I've been working on this project for a long time. My original Music That Should Have Been Written for the Oboe program happened in 2004! Music That Should... Part 2 was in 2014. I wrote the grant proposal that set this CD in motion in December of 2015. This entire summer of 2016 has been devoted to reworking my repertoire and becoming Ever More Awesome.
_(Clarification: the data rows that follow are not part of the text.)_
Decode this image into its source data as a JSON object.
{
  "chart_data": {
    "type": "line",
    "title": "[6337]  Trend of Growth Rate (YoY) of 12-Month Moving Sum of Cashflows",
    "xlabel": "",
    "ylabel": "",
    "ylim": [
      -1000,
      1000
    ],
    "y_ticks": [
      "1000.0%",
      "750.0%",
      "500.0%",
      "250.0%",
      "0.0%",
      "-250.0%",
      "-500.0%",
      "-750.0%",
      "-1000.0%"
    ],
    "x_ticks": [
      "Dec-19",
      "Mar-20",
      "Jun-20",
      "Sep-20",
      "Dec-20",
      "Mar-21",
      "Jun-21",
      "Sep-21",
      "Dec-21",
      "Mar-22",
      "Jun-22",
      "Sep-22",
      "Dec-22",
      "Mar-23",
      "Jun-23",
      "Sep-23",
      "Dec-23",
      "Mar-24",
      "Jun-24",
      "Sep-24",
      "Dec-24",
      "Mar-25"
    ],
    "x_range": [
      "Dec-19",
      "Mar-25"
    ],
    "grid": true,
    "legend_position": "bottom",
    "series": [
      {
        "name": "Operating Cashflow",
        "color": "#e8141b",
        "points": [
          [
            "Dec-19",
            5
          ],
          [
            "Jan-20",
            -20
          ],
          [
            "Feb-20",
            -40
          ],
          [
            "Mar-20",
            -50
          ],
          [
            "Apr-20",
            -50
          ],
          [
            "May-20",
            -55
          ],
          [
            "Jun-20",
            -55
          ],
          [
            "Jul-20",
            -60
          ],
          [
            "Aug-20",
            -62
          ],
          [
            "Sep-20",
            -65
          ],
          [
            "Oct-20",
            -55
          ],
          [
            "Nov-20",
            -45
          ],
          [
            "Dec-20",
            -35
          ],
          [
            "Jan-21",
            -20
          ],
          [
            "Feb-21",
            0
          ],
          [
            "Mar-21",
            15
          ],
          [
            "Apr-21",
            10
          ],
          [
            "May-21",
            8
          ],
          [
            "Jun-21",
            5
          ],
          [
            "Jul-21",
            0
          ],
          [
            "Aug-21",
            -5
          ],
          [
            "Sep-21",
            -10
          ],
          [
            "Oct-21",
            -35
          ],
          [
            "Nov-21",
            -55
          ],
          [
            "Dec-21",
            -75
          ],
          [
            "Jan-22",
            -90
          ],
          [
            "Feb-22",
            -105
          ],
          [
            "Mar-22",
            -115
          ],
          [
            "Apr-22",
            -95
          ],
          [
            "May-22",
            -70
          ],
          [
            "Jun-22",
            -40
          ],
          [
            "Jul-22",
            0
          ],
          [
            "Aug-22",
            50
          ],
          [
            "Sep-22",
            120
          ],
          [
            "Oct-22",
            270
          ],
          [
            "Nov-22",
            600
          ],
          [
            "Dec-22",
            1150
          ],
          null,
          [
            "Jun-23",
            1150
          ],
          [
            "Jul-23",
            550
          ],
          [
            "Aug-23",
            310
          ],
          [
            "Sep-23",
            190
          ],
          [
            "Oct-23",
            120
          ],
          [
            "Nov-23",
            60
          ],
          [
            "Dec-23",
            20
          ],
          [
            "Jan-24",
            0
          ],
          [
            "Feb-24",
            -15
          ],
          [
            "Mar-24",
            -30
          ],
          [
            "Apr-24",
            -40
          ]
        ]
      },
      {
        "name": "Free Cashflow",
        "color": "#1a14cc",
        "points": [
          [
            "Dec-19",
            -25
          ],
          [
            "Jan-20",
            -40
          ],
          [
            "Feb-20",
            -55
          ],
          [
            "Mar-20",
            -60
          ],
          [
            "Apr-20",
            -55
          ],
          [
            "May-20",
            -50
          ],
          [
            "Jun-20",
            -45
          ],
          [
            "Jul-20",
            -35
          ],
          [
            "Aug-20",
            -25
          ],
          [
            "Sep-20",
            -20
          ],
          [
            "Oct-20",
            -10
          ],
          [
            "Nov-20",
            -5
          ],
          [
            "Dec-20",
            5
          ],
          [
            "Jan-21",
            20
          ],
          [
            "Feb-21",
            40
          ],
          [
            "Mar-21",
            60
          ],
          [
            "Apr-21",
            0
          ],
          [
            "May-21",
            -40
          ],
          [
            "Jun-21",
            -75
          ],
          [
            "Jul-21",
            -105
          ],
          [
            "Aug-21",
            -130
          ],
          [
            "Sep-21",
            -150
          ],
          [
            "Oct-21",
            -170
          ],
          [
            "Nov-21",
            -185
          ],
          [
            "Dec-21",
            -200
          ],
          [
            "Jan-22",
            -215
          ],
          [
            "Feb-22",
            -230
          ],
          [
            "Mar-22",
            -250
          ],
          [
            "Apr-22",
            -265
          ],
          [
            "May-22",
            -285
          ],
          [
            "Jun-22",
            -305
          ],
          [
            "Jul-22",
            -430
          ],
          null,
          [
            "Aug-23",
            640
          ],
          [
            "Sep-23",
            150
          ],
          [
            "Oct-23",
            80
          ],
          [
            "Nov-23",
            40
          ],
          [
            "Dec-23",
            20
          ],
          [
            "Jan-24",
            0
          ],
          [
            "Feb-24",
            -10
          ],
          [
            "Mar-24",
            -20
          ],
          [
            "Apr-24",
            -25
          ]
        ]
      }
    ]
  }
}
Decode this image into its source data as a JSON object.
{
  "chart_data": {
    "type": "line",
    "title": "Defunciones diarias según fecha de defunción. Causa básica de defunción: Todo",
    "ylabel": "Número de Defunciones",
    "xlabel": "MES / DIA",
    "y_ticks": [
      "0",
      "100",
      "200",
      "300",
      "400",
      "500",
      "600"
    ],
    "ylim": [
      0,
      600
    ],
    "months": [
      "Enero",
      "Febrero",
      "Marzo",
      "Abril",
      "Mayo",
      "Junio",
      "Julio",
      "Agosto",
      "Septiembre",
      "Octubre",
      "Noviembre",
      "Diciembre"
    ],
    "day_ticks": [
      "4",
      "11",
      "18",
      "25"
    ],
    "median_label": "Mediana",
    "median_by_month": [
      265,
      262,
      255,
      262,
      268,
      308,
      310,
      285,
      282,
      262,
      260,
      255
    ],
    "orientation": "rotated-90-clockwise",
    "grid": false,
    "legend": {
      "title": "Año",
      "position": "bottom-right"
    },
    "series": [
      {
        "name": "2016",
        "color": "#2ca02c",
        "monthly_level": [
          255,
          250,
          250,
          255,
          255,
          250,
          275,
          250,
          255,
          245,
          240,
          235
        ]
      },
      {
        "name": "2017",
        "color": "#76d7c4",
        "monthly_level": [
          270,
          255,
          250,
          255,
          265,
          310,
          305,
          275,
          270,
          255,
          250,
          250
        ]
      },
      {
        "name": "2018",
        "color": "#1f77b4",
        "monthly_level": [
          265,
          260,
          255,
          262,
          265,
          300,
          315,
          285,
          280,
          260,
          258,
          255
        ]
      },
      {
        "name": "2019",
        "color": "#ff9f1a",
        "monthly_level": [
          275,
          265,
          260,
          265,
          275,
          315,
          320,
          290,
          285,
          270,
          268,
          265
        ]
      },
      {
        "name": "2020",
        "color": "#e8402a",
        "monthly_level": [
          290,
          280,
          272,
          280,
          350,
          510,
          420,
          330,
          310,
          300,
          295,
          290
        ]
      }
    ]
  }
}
And of course, the project will not be completed when the tracking is. I need new photos, and graphic design. I need to write the copy for the liner notes. I need to get the thing reproduced, and distributed. And I don't 100% know how to get all of these things accomplished, not yet. But after this week I can know that the most delicate, touchy part of the process is over. I can have a THING to be proud of. I can relax on this particular set of difficult repertoire and look ahead to new exciting music for the spring while I work through the next stages. I have hopes that this album will be out before Christmas.
What have I learned?
I went into this entire project with the goal of making myself better than before. I figured that having to be CD perfect would really force me to work hard. I've said this before, I think - but when I prepare for an hour long recital or even for a 25 minute concerto performance, I strive for perfection but I KNOW that it won't be perfect. Live music is too exciting to be careful with. And a live audience - especially an audience that came out to hear an evening of OBOE MUSIC - deserves that excitement. They deserve some showmanship, they deserve a show. And I have big ideas and I choose great music and I want them to enjoy the show, and I don't feel like clinical perfection is the goal as much as awesomeness.
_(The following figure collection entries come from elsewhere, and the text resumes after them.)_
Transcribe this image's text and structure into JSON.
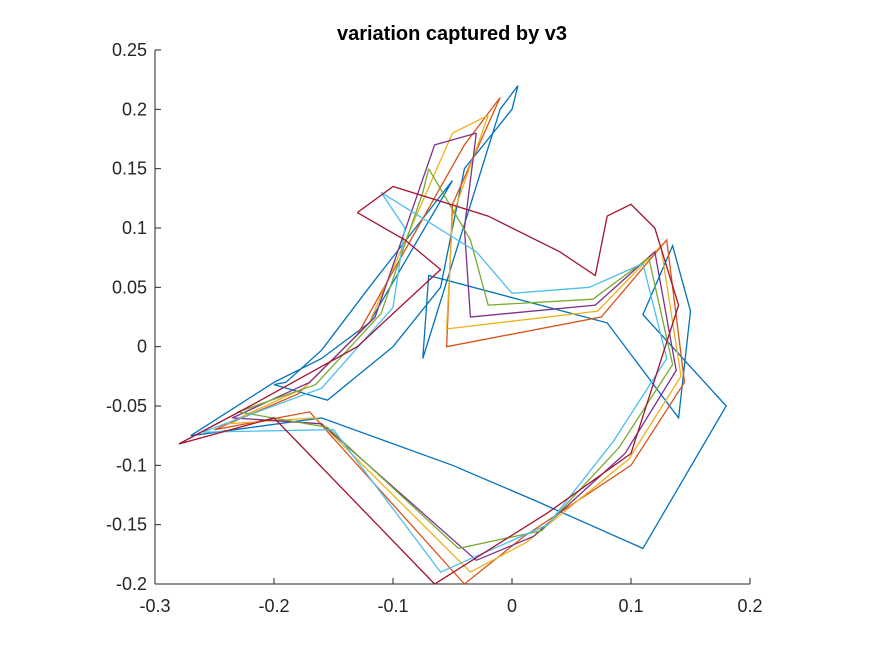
{
  "chart_data": {
    "type": "line",
    "title": "variation captured by v3",
    "xlabel": "",
    "ylabel": "",
    "xlim": [
      -0.3,
      0.2
    ],
    "ylim": [
      -0.2,
      0.25
    ],
    "xticks": [
      -0.3,
      -0.2,
      -0.1,
      0,
      0.1,
      0.2
    ],
    "xtick_labels": [
      "-0.3",
      "-0.2",
      "-0.1",
      "0",
      "0.1",
      "0.2"
    ],
    "yticks": [
      -0.2,
      -0.15,
      -0.1,
      -0.05,
      0,
      0.05,
      0.1,
      0.15,
      0.2,
      0.25
    ],
    "ytick_labels": [
      "-0.2",
      "-0.15",
      "-0.1",
      "-0.05",
      "0",
      "0.05",
      "0.1",
      "0.15",
      "0.2",
      "0.25"
    ],
    "grid": false,
    "legend": "none",
    "colors": [
      "#0072BD",
      "#D95319",
      "#EDB120",
      "#7E2F8E",
      "#77AC30",
      "#4DBEEE",
      "#A2142F"
    ],
    "series": [
      {
        "color": "#0072BD",
        "x": [
          0.005,
          -0.01,
          -0.075,
          -0.07,
          0.08,
          0.14,
          0.15,
          0.135,
          0.11,
          0.18,
          0.11,
          0.02,
          -0.05,
          -0.16,
          -0.27,
          -0.2,
          -0.16,
          -0.12,
          -0.05,
          -0.12,
          -0.16,
          -0.19,
          -0.2,
          -0.155,
          -0.1,
          -0.06,
          -0.04,
          0.0,
          0.005
        ],
        "y": [
          0.22,
          0.2,
          -0.01,
          0.06,
          0.02,
          -0.06,
          0.03,
          0.085,
          0.027,
          -0.05,
          -0.17,
          -0.13,
          -0.1,
          -0.06,
          -0.075,
          -0.03,
          -0.01,
          0.02,
          0.14,
          0.05,
          -0.003,
          -0.03,
          -0.032,
          -0.045,
          0.0,
          0.05,
          0.15,
          0.2,
          0.22
        ]
      },
      {
        "color": "#D95319",
        "x": [
          -0.01,
          -0.05,
          -0.055,
          0.075,
          0.13,
          0.145,
          0.1,
          0.01,
          -0.04,
          -0.17,
          -0.25,
          -0.18,
          -0.13,
          -0.04,
          -0.01
        ],
        "y": [
          0.21,
          0.12,
          0.0,
          0.025,
          0.09,
          -0.03,
          -0.1,
          -0.16,
          -0.2,
          -0.055,
          -0.07,
          -0.04,
          0.01,
          0.17,
          0.21
        ]
      },
      {
        "color": "#EDB120",
        "x": [
          -0.02,
          -0.05,
          -0.055,
          0.072,
          0.125,
          0.142,
          0.098,
          0.012,
          -0.035,
          -0.165,
          -0.24,
          -0.175,
          -0.12,
          -0.05,
          -0.02
        ],
        "y": [
          0.195,
          0.11,
          0.015,
          0.03,
          0.085,
          -0.025,
          -0.095,
          -0.165,
          -0.19,
          -0.06,
          -0.065,
          -0.035,
          0.02,
          0.18,
          0.195
        ]
      },
      {
        "color": "#7E2F8E",
        "x": [
          -0.03,
          -0.04,
          -0.035,
          0.07,
          0.12,
          0.138,
          0.095,
          0.018,
          -0.03,
          -0.16,
          -0.235,
          -0.17,
          -0.115,
          -0.065,
          -0.03
        ],
        "y": [
          0.18,
          0.1,
          0.025,
          0.035,
          0.08,
          -0.02,
          -0.09,
          -0.16,
          -0.18,
          -0.065,
          -0.06,
          -0.03,
          0.025,
          0.17,
          0.18
        ]
      },
      {
        "color": "#77AC30",
        "x": [
          -0.07,
          -0.035,
          -0.02,
          0.068,
          0.115,
          0.135,
          0.09,
          0.025,
          -0.045,
          -0.155,
          -0.23,
          -0.165,
          -0.11,
          -0.075,
          -0.07
        ],
        "y": [
          0.15,
          0.09,
          0.035,
          0.04,
          0.075,
          -0.015,
          -0.085,
          -0.155,
          -0.17,
          -0.068,
          -0.055,
          -0.032,
          0.028,
          0.13,
          0.15
        ]
      },
      {
        "color": "#4DBEEE",
        "x": [
          -0.11,
          -0.03,
          0.0,
          0.065,
          0.11,
          0.13,
          0.085,
          0.03,
          -0.06,
          -0.15,
          -0.26,
          -0.16,
          -0.1,
          -0.09,
          -0.11
        ],
        "y": [
          0.13,
          0.08,
          0.045,
          0.05,
          0.07,
          -0.01,
          -0.08,
          -0.15,
          -0.19,
          -0.07,
          -0.072,
          -0.035,
          0.033,
          0.1,
          0.13
        ]
      },
      {
        "color": "#A2142F",
        "x": [
          -0.13,
          -0.1,
          -0.02,
          0.04,
          0.07,
          0.08,
          0.1,
          0.12,
          0.14,
          0.1,
          0.03,
          -0.065,
          -0.2,
          -0.28,
          -0.22,
          -0.13,
          -0.06,
          -0.09,
          -0.13
        ],
        "y": [
          0.113,
          0.135,
          0.11,
          0.08,
          0.06,
          0.11,
          0.12,
          0.1,
          0.035,
          -0.09,
          -0.14,
          -0.2,
          -0.06,
          -0.082,
          -0.05,
          0.0,
          0.065,
          0.09,
          0.113
        ]
      }
    ]
  }
}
But on a CD, now, I think it has to be perfect. Awesome, too, yes, but noticeable mistakes preserved for all eternity are not acceptable. So I've been working for perfection.
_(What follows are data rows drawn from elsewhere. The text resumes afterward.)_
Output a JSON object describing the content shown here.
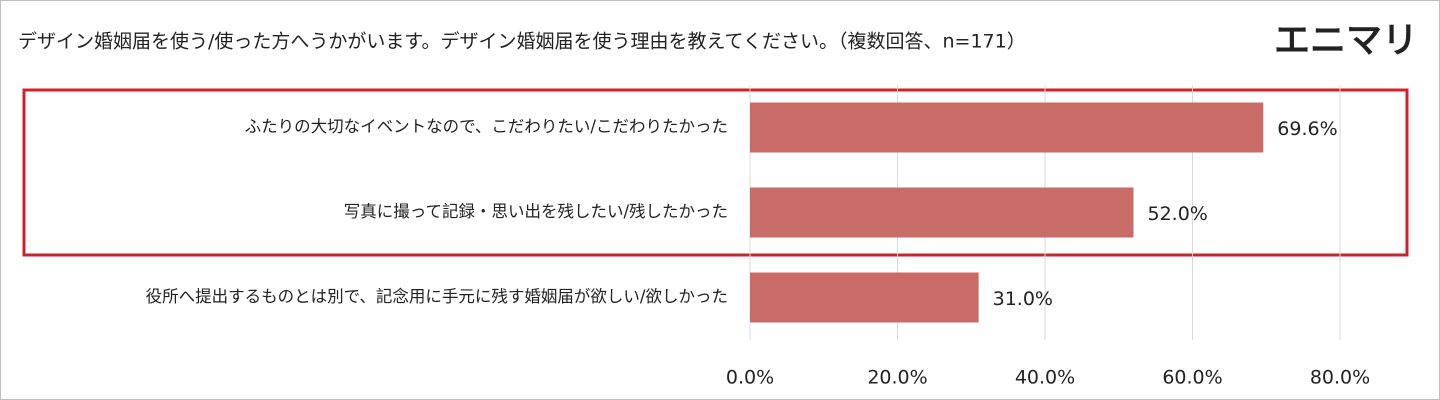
{
  "chart_data": {
    "type": "hbar",
    "title": "デザイン婚姻届を使う/使った方へうかがいます。デザイン婚姻届を使う理由を教えてください。（複数回答、n=171）",
    "logo": "エニマリ",
    "categories": [
      "ふたりの大切なイベントなので、こだわりたい/こだわりたかった",
      "写真に撮って記録・思い出を残したい/残したかった",
      "役所へ提出するものとは別で、記念用に手元に残す婚姻届が欲しい/欲しかった"
    ],
    "values": [
      69.6,
      52.0,
      31.0
    ],
    "value_labels": [
      "69.6%",
      "52.0%",
      "31.0%"
    ],
    "color": "#c96b66",
    "xlim": [
      0,
      80
    ],
    "xticks": [
      {
        "value": 0,
        "label": "0.0%"
      },
      {
        "value": 20,
        "label": "20.0%"
      },
      {
        "value": 40,
        "label": "40.0%"
      },
      {
        "value": 60,
        "label": "60.0%"
      },
      {
        "value": 80,
        "label": "80.0%"
      }
    ],
    "grid": true
  }
}
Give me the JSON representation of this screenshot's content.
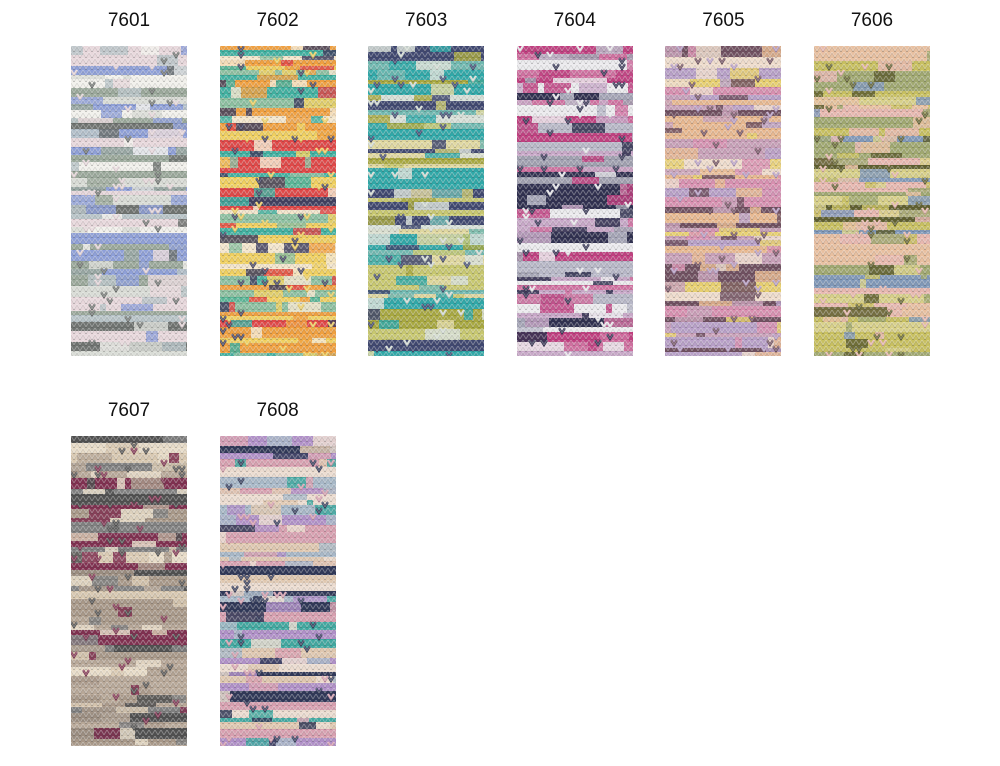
{
  "swatches": [
    {
      "label": "7601"
    },
    {
      "label": "7602"
    },
    {
      "label": "7603"
    },
    {
      "label": "7604"
    },
    {
      "label": "7605"
    },
    {
      "label": "7606"
    },
    {
      "label": "7607"
    },
    {
      "label": "7608"
    }
  ]
}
The thing that has liberated me in this process is that I don't have to play my hour of music ALL THE WAY THROUGH. I can take small sections, and nail them. In a long recital, I'm thinking about protecting myself, and saving energy and embouchure for the big moments. In the recording session, I can give it all all the time. At least, that's my plan. I'm excited to point out that there is nothing in my material that I can't play in isolation. There are passages I can't quite handle while exhausted and oxygen starved. But I can play anything by itself, in controlled conditions. I feel like I've been preparing forever for exactly this project.